26. September 2016 | Marathon-News

Der Kampferprobte: Patrick Raguse, 23 Jahre aus Reichenbach

Patrick Raguse hat am Tag vor dem Marathon seine Startunterlagen abgeholt. Er kann gar nicht beschreiben wie es ihm geht, so nervös ist er. Der 23-Jährige hat Riesenrespekt vor der Renndistanz  und ihm geht „um ehrlich zu sein, die Düse“. Trotzdem hat er sich eine Zielzeit von unter vier Stunden für seinen Erstling vorgenommen. Sollte er das schaffen, wolle er hinter der Ziellinie vor Freude zusammenbrechen und sich riesig freuen.

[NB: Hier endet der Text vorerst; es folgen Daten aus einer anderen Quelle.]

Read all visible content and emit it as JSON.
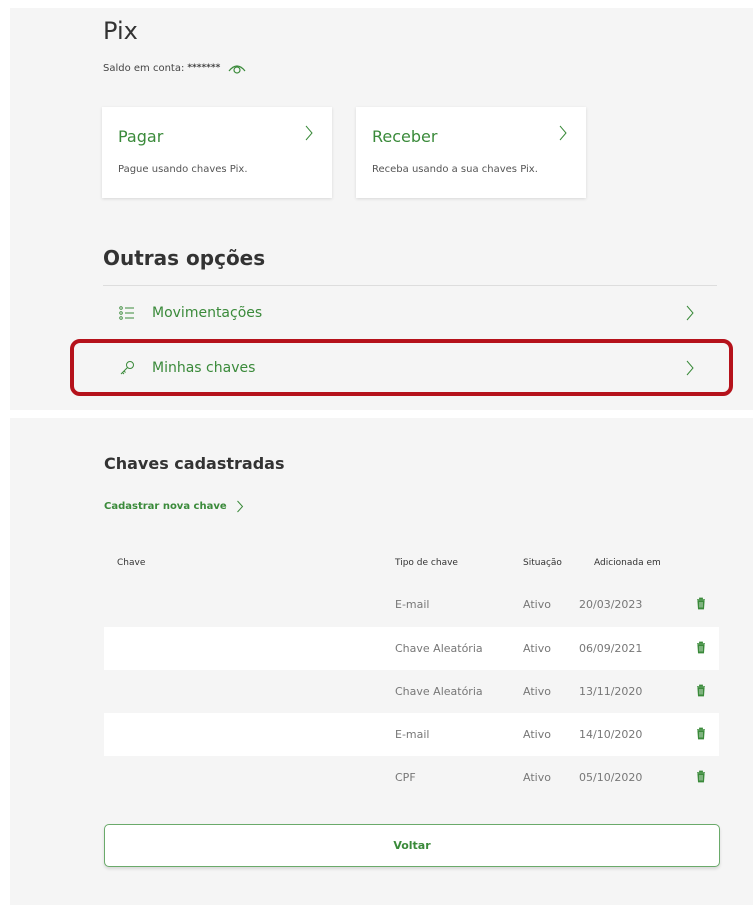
{
  "header": {
    "title": "Pix",
    "balance_label": "Saldo em conta:",
    "balance_value": "*******",
    "eye_icon": "eye-icon"
  },
  "cards": {
    "pay": {
      "title": "Pagar",
      "description": "Pague usando chaves Pix."
    },
    "receive": {
      "title": "Receber",
      "description": "Receba usando a sua chaves Pix."
    }
  },
  "other_options": {
    "title": "Outras opções",
    "items": [
      {
        "label": "Movimentações",
        "icon": "list-icon"
      },
      {
        "label": "Minhas chaves",
        "icon": "key-icon"
      }
    ]
  },
  "keys": {
    "title": "Chaves cadastradas",
    "new_key_label": "Cadastrar nova chave",
    "columns": [
      "Chave",
      "Tipo de chave",
      "Situação",
      "Adicionada em"
    ],
    "rows": [
      {
        "key": "",
        "type": "E-mail",
        "status": "Ativo",
        "date": "20/03/2023"
      },
      {
        "key": "",
        "type": "Chave Aleatória",
        "status": "Ativo",
        "date": "06/09/2021"
      },
      {
        "key": "",
        "type": "Chave Aleatória",
        "status": "Ativo",
        "date": "13/11/2020"
      },
      {
        "key": "",
        "type": "E-mail",
        "status": "Ativo",
        "date": "14/10/2020"
      },
      {
        "key": "",
        "type": "CPF",
        "status": "Ativo",
        "date": "05/10/2020"
      }
    ],
    "back_label": "Voltar"
  },
  "colors": {
    "brand_green": "#3a8a3a",
    "highlight_red": "#b5121b",
    "panel_bg": "#f5f5f5"
  }
}
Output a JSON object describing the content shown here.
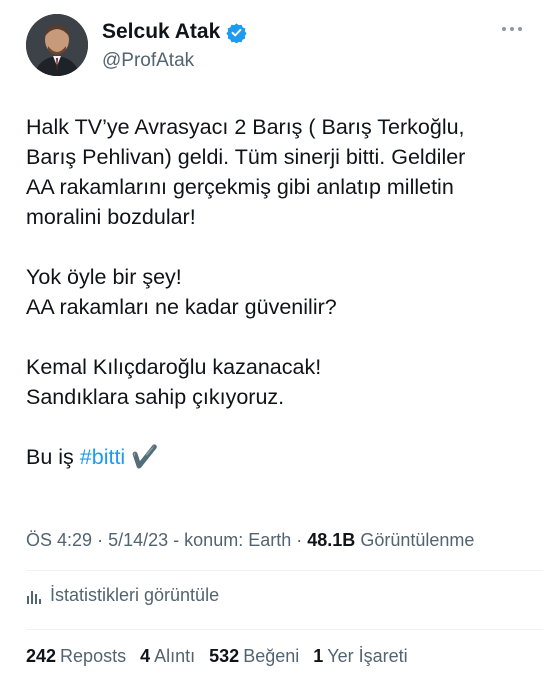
{
  "author": {
    "display_name": "Selcuk Atak",
    "handle": "@ProfAtak",
    "verified_icon": "verified-badge-icon",
    "verified_color": "#1d9bf0"
  },
  "tweet": {
    "paragraphs": [
      [
        "Halk TV’ye Avrasyacı 2 Barış ( Barış Terkoğlu,",
        "Barış Pehlivan) geldi. Tüm sinerji bitti. Geldiler",
        "AA rakamlarını gerçekmiş gibi anlatıp milletin",
        "moralini bozdular!"
      ],
      [
        "Yok öyle bir şey!",
        "AA rakamları ne kadar güvenilir?"
      ],
      [
        "Kemal Kılıçdaroğlu kazanacak!",
        "Sandıklara sahip çıkıyoruz."
      ]
    ],
    "last_line_prefix": "Bu iş ",
    "hashtag": "#bitti",
    "checkmark": "✔️"
  },
  "meta": {
    "time": "ÖS 4:29",
    "date": "5/14/23",
    "location": "konum: Earth",
    "views_count": "48.1B",
    "views_label": "Görüntülenme",
    "separator": "·",
    "dash": "-"
  },
  "stats_link": {
    "label": "İstatistikleri görüntüle",
    "icon": "analytics-icon"
  },
  "counts": {
    "reposts_value": "242",
    "reposts_label": "Reposts",
    "quotes_value": "4",
    "quotes_label": "Alıntı",
    "likes_value": "532",
    "likes_label": "Beğeni",
    "bookmarks_value": "1",
    "bookmarks_label": "Yer İşareti"
  },
  "colors": {
    "text": "#0f1419",
    "secondary": "#536471",
    "link": "#1d9bf0"
  }
}
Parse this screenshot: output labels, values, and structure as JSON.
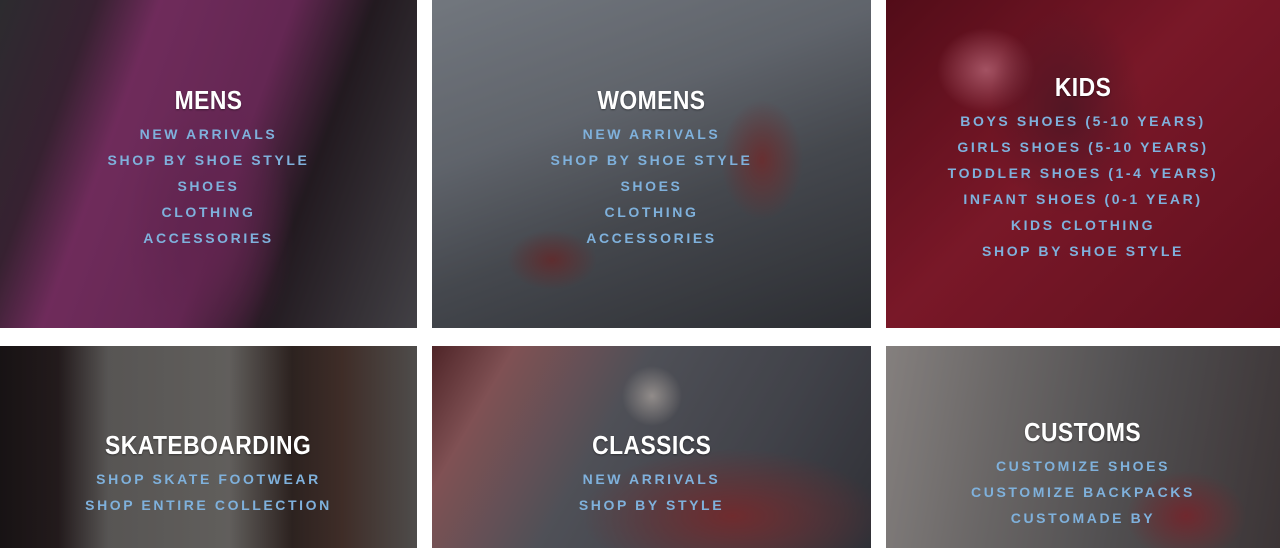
{
  "tiles": [
    {
      "title": "MENS",
      "links": [
        "NEW ARRIVALS",
        "SHOP BY SHOE STYLE",
        "SHOES",
        "CLOTHING",
        "ACCESSORIES"
      ]
    },
    {
      "title": "WOMENS",
      "links": [
        "NEW ARRIVALS",
        "SHOP BY SHOE STYLE",
        "SHOES",
        "CLOTHING",
        "ACCESSORIES"
      ]
    },
    {
      "title": "KIDS",
      "links": [
        "BOYS SHOES (5-10 YEARS)",
        "GIRLS SHOES (5-10 YEARS)",
        "TODDLER SHOES (1-4 YEARS)",
        "INFANT SHOES (0-1 YEAR)",
        "KIDS CLOTHING",
        "SHOP BY SHOE STYLE"
      ]
    },
    {
      "title": "SKATEBOARDING",
      "links": [
        "SHOP SKATE FOOTWEAR",
        "SHOP ENTIRE COLLECTION"
      ]
    },
    {
      "title": "CLASSICS",
      "links": [
        "NEW ARRIVALS",
        "SHOP BY STYLE"
      ]
    },
    {
      "title": "CUSTOMS",
      "links": [
        "CUSTOMIZE SHOES",
        "CUSTOMIZE BACKPACKS",
        "CUSTOMADE BY"
      ]
    }
  ],
  "colors": {
    "title": "#ffffff",
    "link": "#7fb1dc",
    "page_background": "#ffffff"
  }
}
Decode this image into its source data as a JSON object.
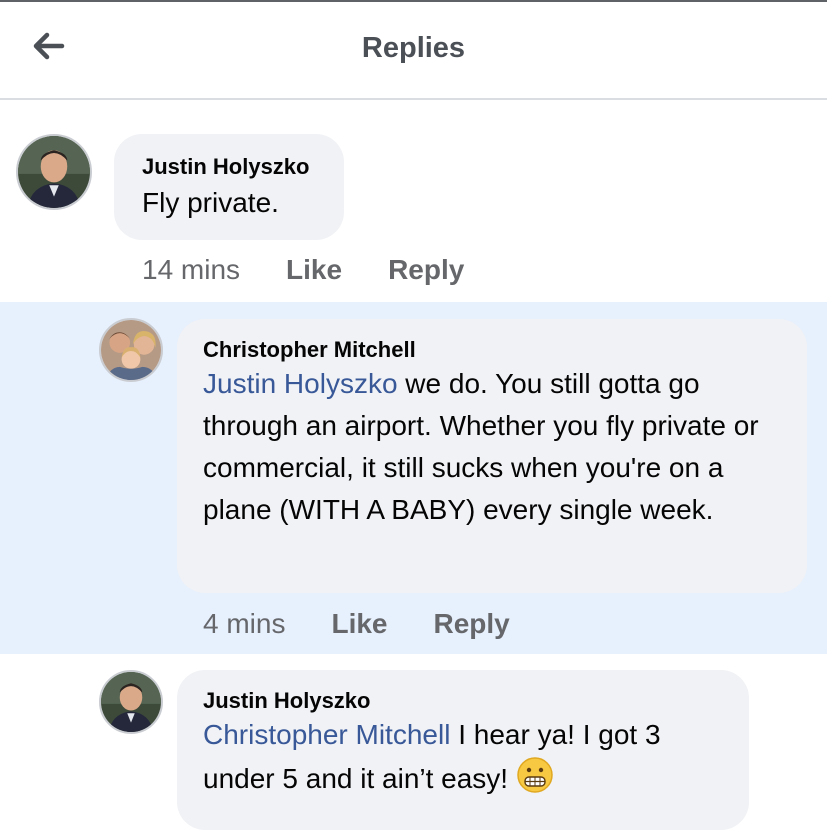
{
  "header": {
    "title": "Replies",
    "back_icon": "arrow-left-icon"
  },
  "comments": [
    {
      "author": "Justin Holyszko",
      "mention": "",
      "text": "Fly private.",
      "time": "14 mins",
      "like_label": "Like",
      "reply_label": "Reply"
    },
    {
      "author": "Christopher Mitchell",
      "mention": "Justin Holyszko",
      "text": " we do. You still gotta go through an airport. Whether you fly private or commercial, it still sucks when you're on a plane (WITH A BABY) every single week.",
      "time": "4 mins",
      "like_label": "Like",
      "reply_label": "Reply"
    },
    {
      "author": "Justin Holyszko",
      "mention": "Christopher Mitchell",
      "text": " I hear ya! I got 3 under 5 and it ain’t easy!",
      "emoji": "grimacing-face-emoji"
    }
  ],
  "colors": {
    "highlight_background": "#e7f0fd",
    "bubble": "#f0f2f5",
    "mention": "#385898",
    "meta": "#65676b"
  }
}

Patrick hat vor sechs Jahren einen schweren Schicksalsschlag erlitten, als er in seiner drittletzten Fahrstunde mit dem Motorrad aus einer Linkskurve flog und frontal mit dem Kopf gegen eine Mauer prallte. Sechs Wochen Wachkoma – geistig schwerbehindert und kognitiv teilleistungsgestört hieß die Diagnose. Kaum zu glauben, dass dieser junge Mann nun in Frankfurt einen Marathon bewältigen kann. „Ich will sagen können, dass ich es vom Pflegefall zum Leistungssportler gebracht habe“, sagt Patrick. Wenn der 23-Jährige mit seiner bewegten und bewegenden Geschichte an der Startlinie steht, wird er zurückdenken an die schwerste Zeit in seinem jungen Leben. Und daran, wie er sie gemeistert hat. Die Ärzte haben damals ihre Diagnosen jedenfalls ohne Patricks eisernen Willen gemacht. Mit 17 Jahren musste er neu lernen, wie man isst und trinkt, wie man geht und wie man spricht.  In seinem Buch „Und plötzlich war alles anders“ beschreibt er seinen Kampf zurück ins Leben. „Der Fall ins Bodenlose“ heißt das Buchkapitel, in dem Patrick seinen Schicksalsschlag reflektiert. Er schaffte den Realschulabschluss und später sogar das Abitur. „Und das mit meinem Hirn“, sagt Patrick schmunzelnd. „Ich habe fast kein Kurzzeitgedächtnis, da fällt wie ein Sieb alles durch.“ Er, der ehemalige Leistungsschwimmer, ließ sich auch von seinem mickrigen körperlichen Zustand nicht entmutigen, machte beharrlich weiter – und seit zwei Jahren gehorchen ihm die Beine wieder vollends. Und er läuft und läuft und läuft. „Ich habe gelernt, mit meinen Defiziten zu leben“, sagt Patrick. Vor kurzer Zeit hat er in den Kölner Bäderbetrieben eine Ausbildung begonnen und genießt das zurückerlangte Leben.

Patrick hat es tatsächlich ge­schafft! Nach 4:26:43 Stunden erreicht er die Festhalle, mehr taumelnd denn laufend. In den Armen einer Helferin wird er von Freude und Schmerz übermannt. „Es tut so weh, es tut so weh“, wiederholt er immer wieder. Eine Pflegerin nimmt sich seiner an, misst den Blutdruck am rechten Arm – am Linken geht es nicht, denn dieser war nach dem Unfall damals mal gelähmt. „Die ersten 20 Kilometer waren super, aber ab Kilometer 30 kam der Hammer und es hat immer und immer mehr wehgetan. Den Bodensee zu durchwimmen war weniger anstrengend. Aber seitdem ich das geschafft habe, ist Aufgeben keine Option mehr“, sagt Patrick. Dabei schießen ihm immer wieder die Tränen in die Augen. Er hat sich und der Welt wieder bewiesen hat, welch großes Kämpferherz er hat.